One answer is to determine where the iterator used to point, and update it to point to the new location. Typically, people use the [] operator for this, but you can use begin() + x (where x is the index into the vector).
Alternatively, use a collection whose iterators are not invalidated by inserting. The best one for this is the list. Lists are constructed from little blocks of memory (1 per item) with a pointer to the next block along. This makes insertion very quick and easy as no memory needs to be modified, just the pointers to the blocks either side of the new item. Your iterator will still be valid too!
Erasing is just the same, except once you delete the item your iterator refers to, its invalid (obviously) so you cannot make any operation on it. Even ++ operator will not work as the memory might have changed in a vector, or the list pointers be different. So, you can first get an iterator to the next element, store it and then use that once you've deleted an item, or use the return value from the erase() method.

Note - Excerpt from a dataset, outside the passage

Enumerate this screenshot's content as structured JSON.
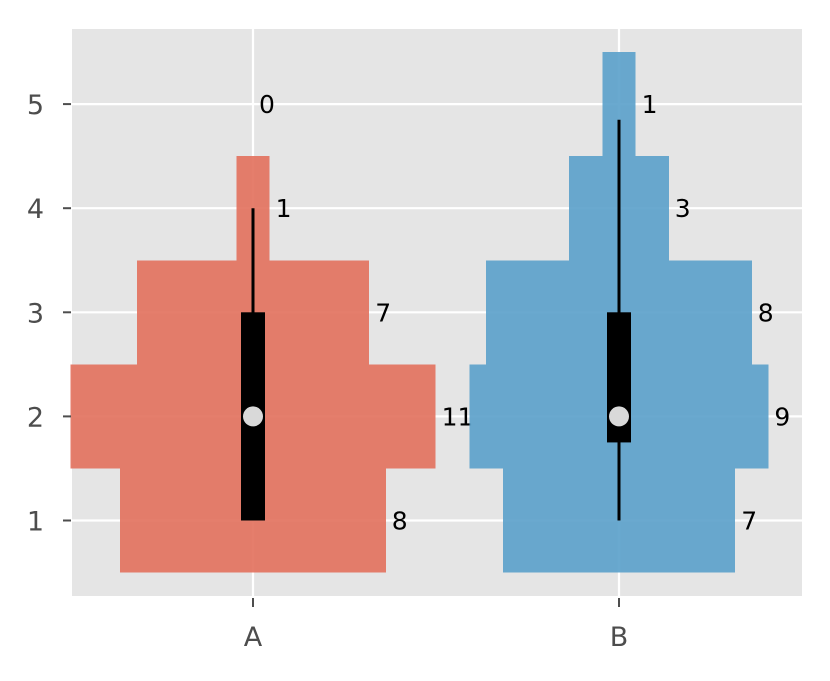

If you were to use list as the collection instead of vector, you would not get random-access and it might use more memory but you would have constant-time insertion in the middle of the collection and doing so would not invalidate your iterators.
The exception would be the one you were erasing, so you would not be able to ++ it at the end of the loop. You would have to handle this situation by storing a copy of its next element.